[neutron] - OVN heartbead - short agent_down_time

smooney at redhat.com smooney at redhat.com
Mon Jun 19 18:45:31 UTC 2023


On Mon, 2023-06-19 at 14:58 -0300, Roberto Bartzen Acosta wrote:
> Thanks for your feedback Sean.
> 
> Em seg., 19 de jun. de 2023 às 14:01, <smooney at redhat.com> escreveu:
> 
> > On Mon, 2023-06-19 at 12:03 -0300, Roberto Bartzen Acosta wrote:
> > > Hello Neutron folks,
> > > 
> > > We discussed in the Operators feedback session about OVN heartbeat and
> > the
> > > use of "infinity" values for large-scale deployments because we have a
> > > significant infrastructure impact when a short 'agent_down_time' is
> > > configured.
> > agent_down_time is intended to specify how long the heartbeat can be
> > missed before
> > the agent is considered down. it was not intented to contol the interval
> > at which the heatbeat
> > was sent.
> > 
> > 
> > https://opendev.org/openstack/neutron/commit/628442aed7400251f12809a45605bd717f494c4e
> > intoduced a colation between the two but it resulted in the agent
> > incorrectly being considered down
> > and causing port binding failures if the agent_down_time was set too large.
> > > 
> > > The merged patch [1] limited the maximum delay to 10 seconds. I
> > understand
> > > the requirement to use random values to avoid load spikes, but why does
> > > this fix limit the heartbeat to 10 seconds? What is the goal of the
> > > agent_down_time parameter in this case?
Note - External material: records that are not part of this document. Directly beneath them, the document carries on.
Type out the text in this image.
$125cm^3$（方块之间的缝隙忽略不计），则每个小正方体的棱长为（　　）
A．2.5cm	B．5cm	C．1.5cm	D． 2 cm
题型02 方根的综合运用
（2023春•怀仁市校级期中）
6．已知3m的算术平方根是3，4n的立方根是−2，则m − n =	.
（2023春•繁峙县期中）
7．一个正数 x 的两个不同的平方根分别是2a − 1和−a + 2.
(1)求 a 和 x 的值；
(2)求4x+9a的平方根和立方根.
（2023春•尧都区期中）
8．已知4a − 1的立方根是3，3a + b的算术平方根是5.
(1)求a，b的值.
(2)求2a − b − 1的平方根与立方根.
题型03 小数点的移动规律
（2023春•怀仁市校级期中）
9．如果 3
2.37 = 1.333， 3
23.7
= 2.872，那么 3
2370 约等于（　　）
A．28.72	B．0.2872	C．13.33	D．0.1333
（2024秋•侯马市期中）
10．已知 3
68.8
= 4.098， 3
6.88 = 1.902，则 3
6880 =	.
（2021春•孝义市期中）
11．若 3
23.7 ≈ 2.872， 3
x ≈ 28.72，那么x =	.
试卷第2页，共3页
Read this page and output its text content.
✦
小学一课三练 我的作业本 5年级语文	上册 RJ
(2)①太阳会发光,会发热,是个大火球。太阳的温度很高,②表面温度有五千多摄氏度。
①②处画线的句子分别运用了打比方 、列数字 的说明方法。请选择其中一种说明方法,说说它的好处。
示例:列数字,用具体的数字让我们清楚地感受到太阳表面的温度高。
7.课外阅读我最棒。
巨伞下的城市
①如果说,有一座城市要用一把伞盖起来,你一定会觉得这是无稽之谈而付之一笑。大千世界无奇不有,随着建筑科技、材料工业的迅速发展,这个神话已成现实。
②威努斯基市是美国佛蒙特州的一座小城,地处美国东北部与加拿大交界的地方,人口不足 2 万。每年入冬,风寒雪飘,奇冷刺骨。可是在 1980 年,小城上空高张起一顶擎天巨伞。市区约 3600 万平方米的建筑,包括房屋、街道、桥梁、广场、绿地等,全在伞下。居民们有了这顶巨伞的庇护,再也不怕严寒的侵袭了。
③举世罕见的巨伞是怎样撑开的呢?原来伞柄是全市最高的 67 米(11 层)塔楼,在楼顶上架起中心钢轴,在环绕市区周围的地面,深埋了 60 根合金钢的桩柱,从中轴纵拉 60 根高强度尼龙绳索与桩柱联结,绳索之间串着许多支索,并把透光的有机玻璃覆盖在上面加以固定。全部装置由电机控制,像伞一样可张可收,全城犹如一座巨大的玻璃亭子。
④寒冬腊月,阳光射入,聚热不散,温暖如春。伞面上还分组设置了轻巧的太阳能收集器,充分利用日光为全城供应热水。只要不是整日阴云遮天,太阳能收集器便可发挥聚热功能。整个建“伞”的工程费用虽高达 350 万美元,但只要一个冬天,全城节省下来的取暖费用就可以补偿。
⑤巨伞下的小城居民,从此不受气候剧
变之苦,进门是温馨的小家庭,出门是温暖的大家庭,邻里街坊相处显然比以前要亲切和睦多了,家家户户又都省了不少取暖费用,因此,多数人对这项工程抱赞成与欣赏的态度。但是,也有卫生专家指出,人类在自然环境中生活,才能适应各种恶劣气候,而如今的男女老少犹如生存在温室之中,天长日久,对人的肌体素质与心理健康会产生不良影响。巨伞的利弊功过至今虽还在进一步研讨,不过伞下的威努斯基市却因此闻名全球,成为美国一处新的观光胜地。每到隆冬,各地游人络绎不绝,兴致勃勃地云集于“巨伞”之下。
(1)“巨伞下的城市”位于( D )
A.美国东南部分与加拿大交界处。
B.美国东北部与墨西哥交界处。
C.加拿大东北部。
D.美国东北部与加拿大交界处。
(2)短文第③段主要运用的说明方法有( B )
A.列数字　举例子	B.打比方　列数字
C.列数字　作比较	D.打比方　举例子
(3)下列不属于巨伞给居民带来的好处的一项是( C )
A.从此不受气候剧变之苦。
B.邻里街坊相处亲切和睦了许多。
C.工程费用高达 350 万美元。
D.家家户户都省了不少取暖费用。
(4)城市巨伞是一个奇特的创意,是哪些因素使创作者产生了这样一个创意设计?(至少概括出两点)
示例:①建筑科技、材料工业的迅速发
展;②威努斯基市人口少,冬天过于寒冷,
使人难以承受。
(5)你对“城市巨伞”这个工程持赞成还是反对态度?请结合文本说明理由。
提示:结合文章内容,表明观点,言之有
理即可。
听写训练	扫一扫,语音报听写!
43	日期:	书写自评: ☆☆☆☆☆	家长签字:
How will it work for someone who
> > > has hundreds of compute nodes / metadata agents?
> > the change in [1] shoudl just change the delay before _update_chassis is
> > invoked
> > that at least was the intent. im expecting the interval between heatbeats
> > to be ratlimaited
> > via the mechim that was used before
> > 
> > https://opendev.org/openstack/neutron/commit/628442aed7400251f12809a45605bd717f494c4e?style=split&whitespace=show-all
> > was implemented.
> > 
> > i.e. whwen a SbGlobalUpdateEvent is generated now we are clamping the max
> > wait to 10 seconds instead of
> > cfg.CONF.agent_down_time // 2 which was causing port binding failures.
> > 
> > the timer object will run the passed in fucntion after the timer interval
> > has expired.
> > 
> > https://docs.python.org/3/library/threading.html#timer-objects
> > 
> > but it will not re run multiple times and the function we are invoking
> > does not loop internally
> > so only one update will happen per invocation of run.
> > 
> > i believe the actual heatbeat/reporting interval is controlled by
> > cfg.CONF.AGENT.report_interval
> > 
> > 
> > https://github.com/openstack/neutron/blob/cbb89fdb1414a1b3a8e8b3a9a4154ef627bb9d1a/neutron/agent/metadata/agent.py#L313-L317
> > 
> > so i think if you want to reduce the interval in a large envionment to can
> > do that by setting
> > 
> > [AGENT]
> > report_interval=<your value>
> > 
> 
> I agree that the mechanism for sending heartbeats is controlled by
> report_interval, however, from what I understand, their original idea would
> be to configure complementary values: report_interval and agent_down_time
> would be associated with the status of network agents.
> 
> https://docs.openstack.org/neutron/2023.1/configuration/neutron.html
> report_interval: "Seconds between nodes reporting state to server; should
> be less than agent_down_time, best if it is half or less than
> agent_down_time."
> agent_down_time: "Seconds to regard the agent is down; should be at least
> twice report_interval, to be sure the agent is down for good."
so it think thsi was do aggressive or in correct advice.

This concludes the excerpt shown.